Currently i'm a beneficiary. The ADA does not provide full protection against hostle employers and co workers although it may provide some relief but it can be considered barely relief. I wish the government would sponsor certain employers similar to an enhanced ADA act that would give employers more incentive to not only help a person with disabilities but treat that impaired person with respect and or dignity.

Such a sponsorship would perhaps be effective in lowering the disability rolls.

Anonymous said...

Lets see, we still have unemployment at about 7.6%. There is 7.6% of the healthy workforce who can't find jobs. Yet somehow, the real problem is there are not enough disabled people seeking work?

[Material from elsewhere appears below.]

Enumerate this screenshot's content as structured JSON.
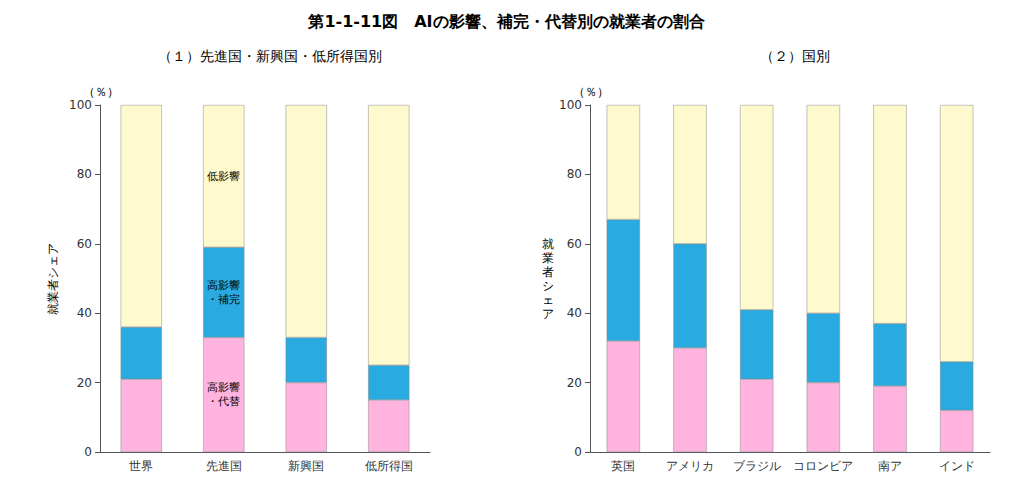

This is all BS. It has always been possible to deny claims for ability to do PRW. So the mere loss of a job is not sufficient to trigger eligibility for disability benefits. To the extent that somebody meets a listing, or meets the grid and cannot do PRW, there is nothing scandalous about that person receiving DIB even if they might be able to find work in a robust economy.

Anonymous said...

I wonder what the percentage is of disability recipients with more than a high school diploma? I'm guessing pretty darn low. Not that having a college degree guarantees employment, but I would think it does demonstrate the ability to do "other work".

Why doesn't the government require the disability recipients under a specific age, say 45 or something, to go to vocational rehabilitation to keep the benefits? Remove the two year wait for Medicare, get the people some medical help, and get them trained to do a job they can tolerate. Isn't something better than nothing? Don't the people who get benefits want to be self sufficient?